Project Members
- Tom Güldemann
- Christfried Naumann
- Robyn Loughnane
- Anne-Maria Fehn
Inheritance and contact in a language complex: the case of Taa varieties (Tuu family)
Taa, the only surviving member of the Tuu family (formerly "Southern Khoisan") with a substantial number of speakers, is a large cluster of dialects spoken by small bands of former hunter-gatherers (commonly referred to as "San") and stretching geographically from east-central Namibia from the Nossob River over the former Aminuis reserve into the Ghanzi and Kgalagadi Districts of Botswana up to a line Okwa-Tsetseng-Dutlwe-Werda. Mutual intelligibility usually exists between neighboring varieties, but differences between geographically remote dialects can amount to a linguistic distance found between languages. However, the dialectal diversity of Taa is still hardly documented.

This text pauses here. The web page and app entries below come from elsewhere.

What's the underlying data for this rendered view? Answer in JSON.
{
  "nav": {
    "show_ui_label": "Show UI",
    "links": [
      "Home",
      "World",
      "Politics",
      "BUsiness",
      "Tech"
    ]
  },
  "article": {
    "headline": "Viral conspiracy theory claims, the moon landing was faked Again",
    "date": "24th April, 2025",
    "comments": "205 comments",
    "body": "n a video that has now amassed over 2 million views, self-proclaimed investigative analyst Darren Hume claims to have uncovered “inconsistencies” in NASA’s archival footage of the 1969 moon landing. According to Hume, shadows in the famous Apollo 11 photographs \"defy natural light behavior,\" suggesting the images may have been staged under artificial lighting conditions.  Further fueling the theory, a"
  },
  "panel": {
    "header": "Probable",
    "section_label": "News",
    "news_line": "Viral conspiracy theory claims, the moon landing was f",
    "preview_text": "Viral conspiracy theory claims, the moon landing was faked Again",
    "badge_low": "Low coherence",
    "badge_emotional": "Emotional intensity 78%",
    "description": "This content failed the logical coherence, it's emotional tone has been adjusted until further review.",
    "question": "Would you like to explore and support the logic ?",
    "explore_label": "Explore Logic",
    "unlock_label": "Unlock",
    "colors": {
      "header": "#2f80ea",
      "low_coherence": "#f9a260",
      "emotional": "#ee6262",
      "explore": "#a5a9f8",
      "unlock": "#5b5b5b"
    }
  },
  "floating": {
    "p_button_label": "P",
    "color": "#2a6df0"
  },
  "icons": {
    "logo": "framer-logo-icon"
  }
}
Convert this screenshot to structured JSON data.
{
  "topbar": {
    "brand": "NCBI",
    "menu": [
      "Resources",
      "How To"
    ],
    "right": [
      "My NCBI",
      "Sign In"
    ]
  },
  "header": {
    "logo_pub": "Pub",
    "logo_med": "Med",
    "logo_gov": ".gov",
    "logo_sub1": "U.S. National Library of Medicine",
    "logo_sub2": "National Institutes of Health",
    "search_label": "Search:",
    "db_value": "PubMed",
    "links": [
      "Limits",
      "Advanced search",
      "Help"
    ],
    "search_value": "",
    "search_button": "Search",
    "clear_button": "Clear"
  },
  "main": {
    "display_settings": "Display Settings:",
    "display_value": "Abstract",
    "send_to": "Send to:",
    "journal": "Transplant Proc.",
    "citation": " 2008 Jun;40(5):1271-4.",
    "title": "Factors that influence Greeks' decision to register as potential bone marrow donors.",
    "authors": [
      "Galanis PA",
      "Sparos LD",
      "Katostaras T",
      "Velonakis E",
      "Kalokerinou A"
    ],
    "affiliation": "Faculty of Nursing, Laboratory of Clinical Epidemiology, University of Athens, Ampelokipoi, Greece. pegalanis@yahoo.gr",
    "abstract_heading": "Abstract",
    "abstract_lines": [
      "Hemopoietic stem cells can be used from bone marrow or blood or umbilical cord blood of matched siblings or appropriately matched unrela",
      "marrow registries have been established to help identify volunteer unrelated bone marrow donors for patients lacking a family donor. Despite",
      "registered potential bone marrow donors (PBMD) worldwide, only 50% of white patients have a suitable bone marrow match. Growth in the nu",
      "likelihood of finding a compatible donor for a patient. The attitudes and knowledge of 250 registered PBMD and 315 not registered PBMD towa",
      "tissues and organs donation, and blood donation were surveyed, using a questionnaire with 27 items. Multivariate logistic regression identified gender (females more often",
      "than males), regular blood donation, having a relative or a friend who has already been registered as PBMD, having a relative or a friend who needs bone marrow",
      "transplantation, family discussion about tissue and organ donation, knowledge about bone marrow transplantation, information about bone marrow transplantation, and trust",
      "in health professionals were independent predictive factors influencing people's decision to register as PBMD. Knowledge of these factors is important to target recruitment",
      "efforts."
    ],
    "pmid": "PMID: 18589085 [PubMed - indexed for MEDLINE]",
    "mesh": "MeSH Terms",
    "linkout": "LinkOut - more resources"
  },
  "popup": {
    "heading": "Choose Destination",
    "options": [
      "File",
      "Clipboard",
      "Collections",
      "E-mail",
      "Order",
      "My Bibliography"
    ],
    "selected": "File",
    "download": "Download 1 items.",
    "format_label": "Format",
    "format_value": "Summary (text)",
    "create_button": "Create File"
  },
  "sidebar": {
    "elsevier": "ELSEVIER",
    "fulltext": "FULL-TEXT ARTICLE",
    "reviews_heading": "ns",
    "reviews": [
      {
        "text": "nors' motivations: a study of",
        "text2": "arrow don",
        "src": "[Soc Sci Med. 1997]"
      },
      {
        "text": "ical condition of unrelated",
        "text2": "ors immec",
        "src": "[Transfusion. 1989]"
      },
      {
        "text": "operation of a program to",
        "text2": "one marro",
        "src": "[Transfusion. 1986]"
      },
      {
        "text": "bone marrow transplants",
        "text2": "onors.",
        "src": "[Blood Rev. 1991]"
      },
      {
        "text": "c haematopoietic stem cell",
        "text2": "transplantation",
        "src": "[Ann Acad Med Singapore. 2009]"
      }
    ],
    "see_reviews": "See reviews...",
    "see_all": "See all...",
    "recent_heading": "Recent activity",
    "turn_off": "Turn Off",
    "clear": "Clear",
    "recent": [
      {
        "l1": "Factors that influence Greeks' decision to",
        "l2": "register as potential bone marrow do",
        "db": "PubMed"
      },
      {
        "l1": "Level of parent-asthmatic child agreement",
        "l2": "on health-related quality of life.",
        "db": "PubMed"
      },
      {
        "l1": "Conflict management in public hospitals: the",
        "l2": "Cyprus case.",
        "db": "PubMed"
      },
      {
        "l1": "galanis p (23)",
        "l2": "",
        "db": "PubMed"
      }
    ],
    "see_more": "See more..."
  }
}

In its wide geographical range Taa speakers have been and still are in contact with a wide variety of different ethnolinguistic groups speaking languages belonging to five different language families: Tuu (other than Taa itself), Khoe, Ju-ǂHoan, Bantu, and Germanic. The great number of contact languages from different genealogical groups and the variety of contact situations (i.e. Taa in contact with languages of equal or higher social prestige) provide an ideal laboratory in which we could explore how a widespread language complex could diversify internally through differential language contact. Despite the still limited data on the Taa complex it can already be discerned that some of its internal diversity is due to the different contact situations the individual Taa dialects were in.
The geolinguistic setting of Taa provided the background for the following project goals:
- continued/first documentation and analysis of Taa dialects
- identification of the inter-dialectal divergence across the entire Taa cluster
- survey of the southern sphere of Taa searching for possibly surviving San contact languages
- systematization of non-Taa data on discourse, morphosyntax, lexicon, phonetics-phonology
- comparison of Taa and non-Taa data with respect to language contact
The documentation component was planned to involve local researchers and native speakers who were trained as far as possible in the necessary field work methods.